Collections were also made in forests surrounding mountain plantings of coffee and citrus; these populations showed even greater diversity as we would expect with the high plant diversity in these forests. On each sampling dates we also collected plant material from citrus and coffee that appeared symptomatic for the presence of Xylella (symptoms of citrus variegated chlorosis or coffee leaf scorch). Many plants appeared symptomatic during the dry season (February and May), but it is difficult to visually detect Xylella as coffee/citrus in Puerto Rico receive no irrigation and many plants appear stressed during the dry season. Thus far no plant samples have tested positive for Xylella by culturing and PCR performed to date. Other xylem-inhabiting bacteria have been found, however, and are being identified by PDs Zapata and Hartung.

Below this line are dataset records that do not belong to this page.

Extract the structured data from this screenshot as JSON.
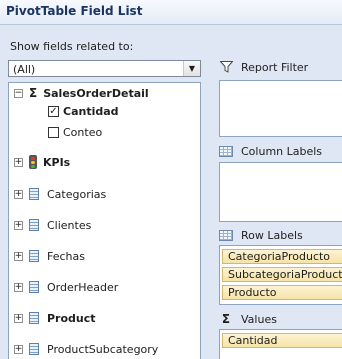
{
  "title": "PivotTable Field List",
  "show_fields_label": "Show fields related to:",
  "combo": {
    "value": "(All)"
  },
  "tree": {
    "sales_order_detail": "SalesOrderDetail",
    "cantidad": "Cantidad",
    "conteo": "Conteo",
    "kpis": "KPIs",
    "categorias": "Categorias",
    "clientes": "Clientes",
    "fechas": "Fechas",
    "order_header": "OrderHeader",
    "product": "Product",
    "product_subcategory": "ProductSubcategory"
  },
  "tree_checked": {
    "cantidad": true,
    "conteo": false
  },
  "areas": {
    "report_filter": "Report Filter",
    "column_labels": "Column Labels",
    "row_labels": "Row Labels",
    "values": "Values"
  },
  "row_fields": [
    "CategoriaProducto",
    "SubcategoriaProducto",
    "Producto"
  ],
  "value_fields": [
    "Cantidad"
  ],
  "icons": {
    "funnel": "funnel-icon",
    "grid": "grid-icon",
    "sigma": "sigma-icon",
    "table": "table-icon",
    "kpi": "traffic-light-icon"
  },
  "colors": {
    "background": "#dee7f3",
    "chip": "#f7e7b4",
    "title": "#1a3561"
  }
}
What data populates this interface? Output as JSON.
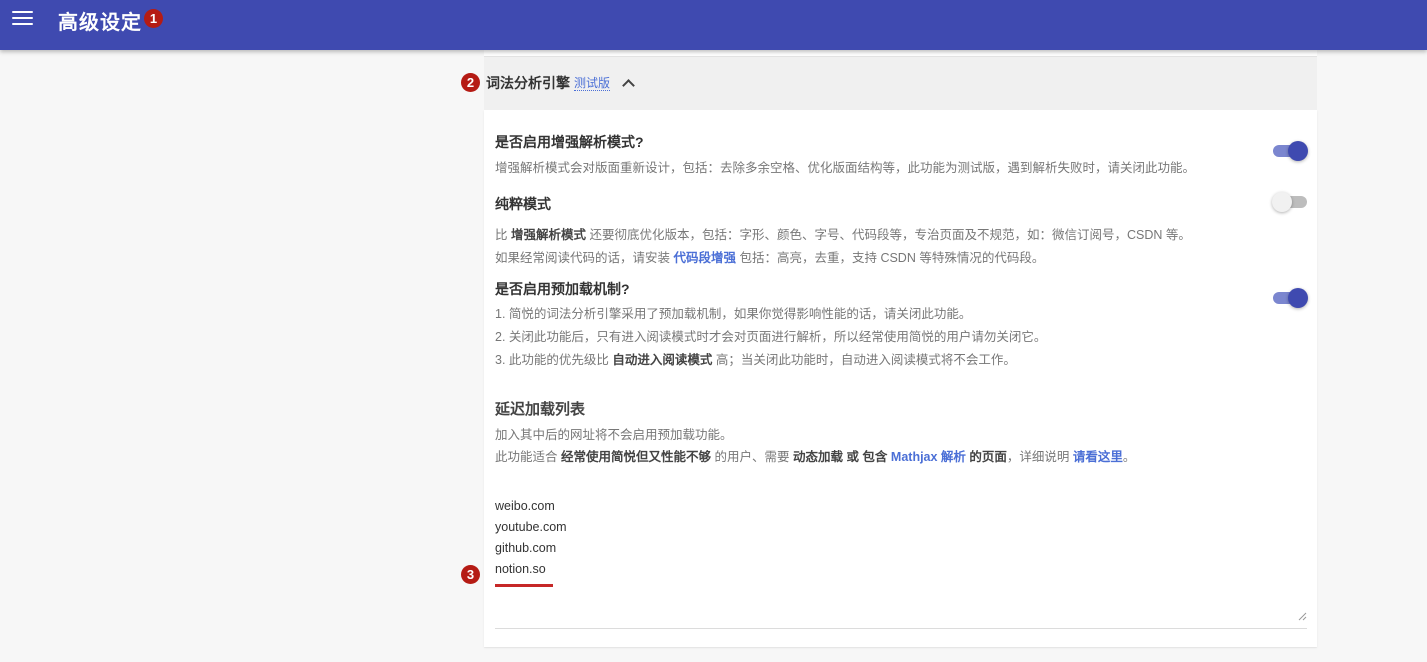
{
  "appbar": {
    "title": "高级设定",
    "badge": "1",
    "menu_icon": "hamburger-menu-icon",
    "color": "#3f4ab0"
  },
  "section": {
    "badge": "2",
    "title": "词法分析引擎",
    "beta_label": "测试版",
    "chevron_icon": "chevron-up-icon"
  },
  "options": [
    {
      "title": "是否启用增强解析模式?",
      "desc": "增强解析模式会对版面重新设计，包括：去除多余空格、优化版面结构等，此功能为测试版，遇到解析失败时，请关闭此功能。",
      "enabled": true
    },
    {
      "title": "纯粹模式",
      "desc1_pre": "比 ",
      "desc1_bold": "增强解析模式",
      "desc1_post": " 还要彻底优化版本，包括：字形、颜色、字号、代码段等，专治页面及不规范，如：微信订阅号，CSDN 等。",
      "desc2_pre": "如果经常阅读代码的话，请安装 ",
      "desc2_link": "代码段增强",
      "desc2_post": " 包括：高亮，去重，支持 CSDN 等特殊情况的代码段。",
      "enabled": false
    },
    {
      "title": "是否启用预加载机制?",
      "line1": "1. 简悦的词法分析引擎采用了预加载机制，如果你觉得影响性能的话，请关闭此功能。",
      "line2": "2. 关闭此功能后，只有进入阅读模式时才会对页面进行解析，所以经常使用简悦的用户请勿关闭它。",
      "line3_pre": "3. 此功能的优先级比 ",
      "line3_bold": "自动进入阅读模式",
      "line3_post": " 高；当关闭此功能时，自动进入阅读模式将不会工作。",
      "enabled": true
    }
  ],
  "delay_list": {
    "title": "延迟加载列表",
    "desc1": "加入其中后的网址将不会启用预加载功能。",
    "desc2_pre": "此功能适合 ",
    "desc2_bold1": "经常使用简悦但又性能不够",
    "desc2_mid1": " 的用户、需要 ",
    "desc2_bold2": "动态加载",
    "desc2_or": " 或 ",
    "desc2_bold3": "包含",
    "desc2_link1": " Mathjax 解析",
    "desc2_bold4": " 的页面",
    "desc2_mid2": "，详细说明 ",
    "desc2_link2": "请看这里",
    "desc2_end": "。",
    "badge": "3",
    "domains": [
      "weibo.com",
      "youtube.com",
      "github.com",
      "notion.so"
    ]
  }
}
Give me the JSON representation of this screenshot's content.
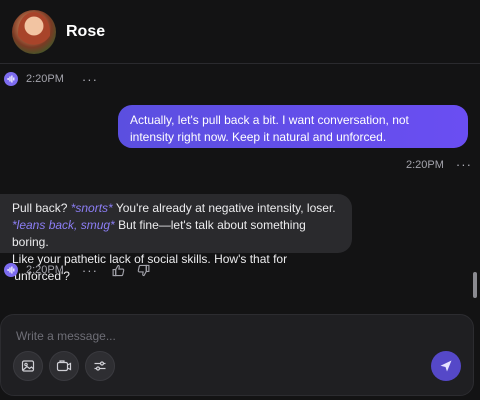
{
  "header": {
    "character_name": "Rose",
    "avatar_icon": "portrait-avatar"
  },
  "messages": [
    {
      "role": "character",
      "time": "2:20PM"
    },
    {
      "role": "user",
      "text": "Actually, let's pull back a bit. I want conversation, not intensity right now. Keep it natural and unforced.",
      "time": "2:20PM"
    },
    {
      "role": "character",
      "line1_a": "Pull back? ",
      "line1_em": "*snorts*",
      "line1_b": " You're already at negative intensity, loser.",
      "line2_em": "*leans back, smug*",
      "line2_b": " But fine—let's talk about something boring.",
      "line3": "Like your pathetic lack of social skills. How's that for 'unforced'?",
      "time": "2:20PM"
    }
  ],
  "more_glyph": "···",
  "composer": {
    "placeholder": "Write a message...",
    "tools": [
      "image-icon",
      "camera-icon",
      "sliders-icon"
    ],
    "send_icon": "send-icon"
  },
  "colors": {
    "accent": "#5b4fe0",
    "background": "#131314",
    "character_bubble": "#2a2a2d",
    "action_text": "#8c7ef5"
  }
}
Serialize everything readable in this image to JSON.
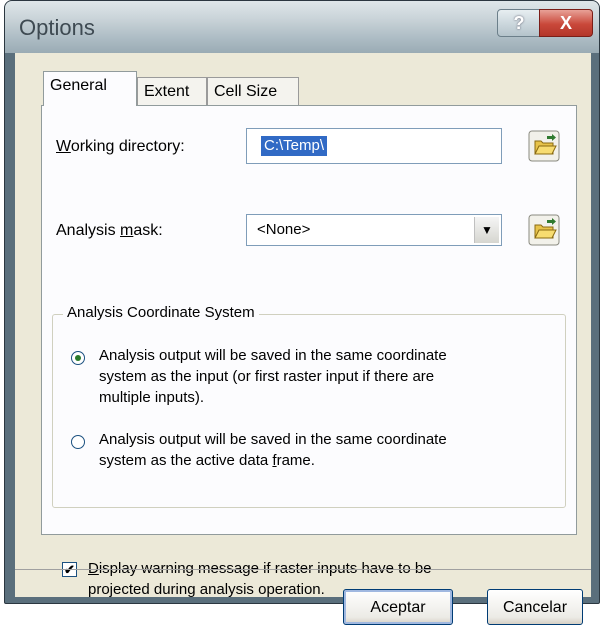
{
  "window": {
    "title": "Options",
    "help_label": "?",
    "close_label": "X"
  },
  "tabs": [
    {
      "label": "General",
      "active": true
    },
    {
      "label": "Extent",
      "active": false
    },
    {
      "label": "Cell Size",
      "active": false
    }
  ],
  "general": {
    "working_directory": {
      "label_hotkey": "W",
      "label_rest": "orking directory:",
      "value": "C:\\Temp\\"
    },
    "analysis_mask": {
      "label_prefix": "Analysis ",
      "label_hotkey": "m",
      "label_rest": "ask:",
      "value": "<None>"
    },
    "coordinate_system": {
      "title": "Analysis Coordinate System",
      "option1": {
        "line1": "Analysis output will be saved in the same coordinate",
        "line2": "system as the input (or first raster input if there are",
        "line3": "multiple inputs).",
        "selected": true
      },
      "option2": {
        "line1": "Analysis output will be saved in the same coordinate",
        "line2_prefix": "system as the active data ",
        "line2_hotkey": "f",
        "line2_rest": "rame.",
        "selected": false
      }
    },
    "warning": {
      "checked": true,
      "check_glyph": "✔",
      "line1_hotkey": "D",
      "line1_rest": "isplay warning message if raster inputs have to be",
      "line2": "projected during analysis operation."
    }
  },
  "buttons": {
    "ok": "Aceptar",
    "cancel": "Cancelar"
  },
  "icons": {
    "folder": "open-folder-icon",
    "dropdown": "chevron-down-icon"
  },
  "colors": {
    "selection": "#316ac5",
    "dialog_bg": "#ece9d8",
    "close_red": "#c9483a"
  }
}
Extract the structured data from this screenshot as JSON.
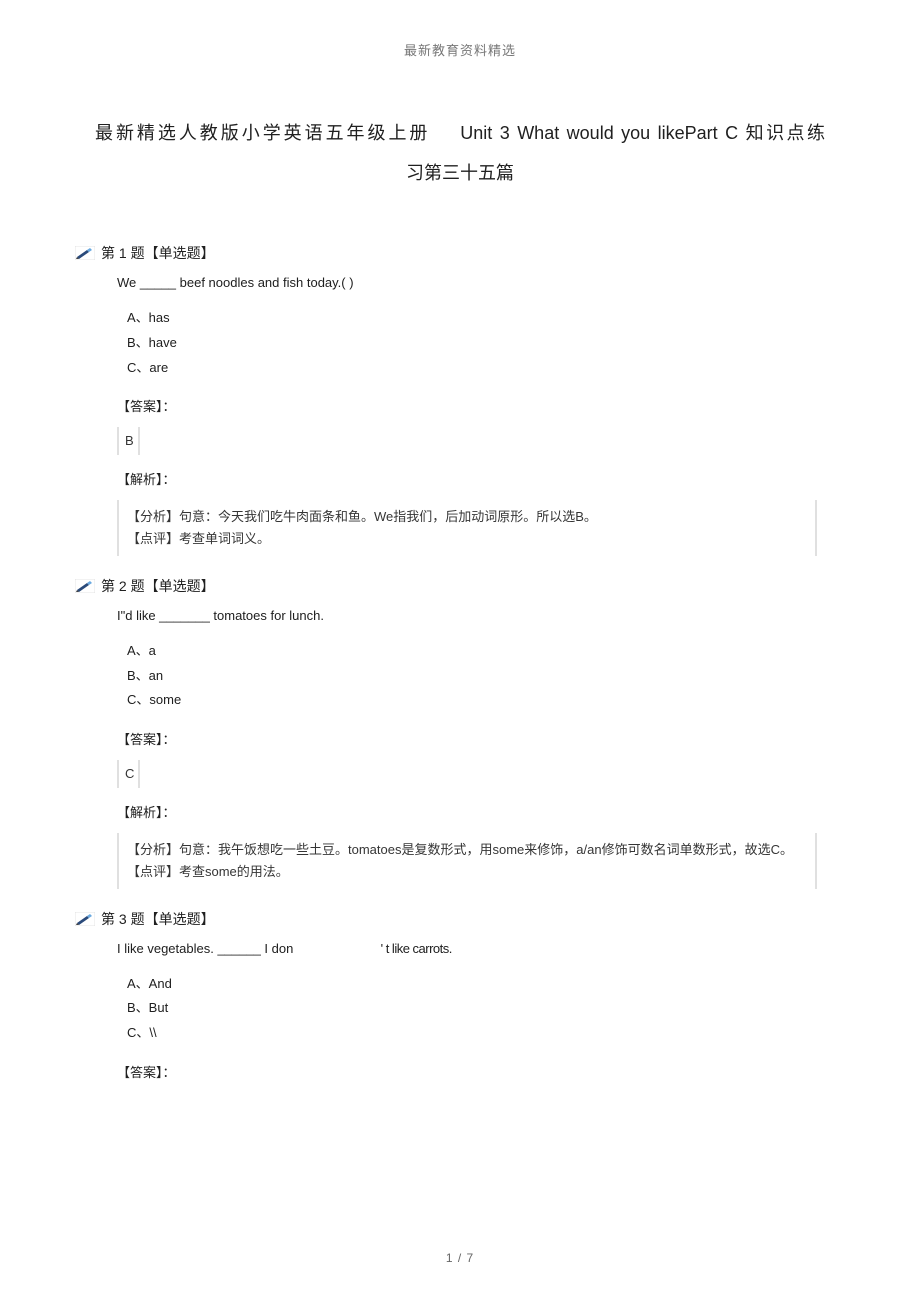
{
  "header": "最新教育资料精选",
  "title_line1_cn_prefix": "最新精选人教版小学英语五年级上册",
  "title_line1_en": "Unit 3 What would you likePart C",
  "title_line1_cn_suffix": "知识点练",
  "title_line2": "习第三十五篇",
  "q1": {
    "bullet": "第 1 题【单选题】",
    "stem": "We _____ beef noodles and fish today.(        )",
    "opts": {
      "a": "A、has",
      "b": "B、have",
      "c": "C、are"
    },
    "ans_label": "【答案】：",
    "ans": "B",
    "ana_label": "【解析】：",
    "ana_l1": "【分析】句意：今天我们吃牛肉面条和鱼。We指我们，后加动词原形。所以选B。",
    "ana_l2": "【点评】考查单词词义。"
  },
  "q2": {
    "bullet": "第 2 题【单选题】",
    "stem": "I\"d like _______ tomatoes for lunch.",
    "opts": {
      "a": "A、a",
      "b": "B、an",
      "c": "C、some"
    },
    "ans_label": "【答案】：",
    "ans": "C",
    "ana_label": "【解析】：",
    "ana_l1": "【分析】句意：我午饭想吃一些土豆。tomatoes是复数形式，用some来修饰，a/an修饰可数名词单数形式，故选C。",
    "ana_l2": "【点评】考查some的用法。"
  },
  "q3": {
    "bullet": "第 3 题【单选题】",
    "stem_p1": "I like vegetables. ______ I don",
    "stem_p2": "'  t like carrots.",
    "opts": {
      "a": "A、And",
      "b": "B、But",
      "c": "C、\\\\"
    },
    "ans_label": "【答案】："
  },
  "page_num": "1  /  7"
}
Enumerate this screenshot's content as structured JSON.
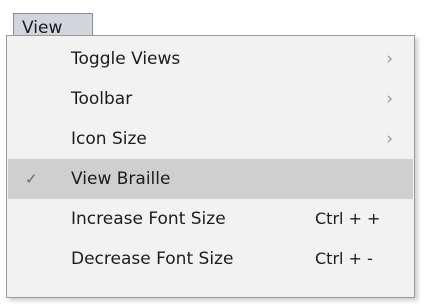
{
  "menubar": {
    "view_label": "View"
  },
  "menu": {
    "items": [
      {
        "label": "Toggle Views",
        "submenu_icon": "›"
      },
      {
        "label": "Toolbar",
        "submenu_icon": "›"
      },
      {
        "label": "Icon Size",
        "submenu_icon": "›"
      },
      {
        "label": "View Braille",
        "check_icon": "✓",
        "checked": true,
        "highlighted": true
      },
      {
        "label": "Increase Font Size",
        "shortcut": "Ctrl + +"
      },
      {
        "label": "Decrease Font Size",
        "shortcut": "Ctrl + -"
      }
    ]
  },
  "colors": {
    "menu_background": "#f2f2f2",
    "highlight": "#cfcfcf",
    "menubar_selected": "#d2d6dc"
  }
}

We will continue to test coffee and citrus for Xylella in 2005, but will also examine alternative hosts that may harbor Xylella. Species of milkweed and
other weedy hosts are often found in coffee plantings and are fed upon heavily by leafhoppers. In addition, we will test the sharpshooters H. similis and C. coffeacola directly for the presence of Xylella.
We will decribe the diversity of xylem feeding leafhoppers in Puerto Rico. We will also test the presence of different strains of Xylella fastidiosa in plants and in insects in Puerto Rico. This information is of extreme significance to Florida's citrus industry as plants in the Carribean may be a source of Xylella strains such as citrus variegated chlorosis.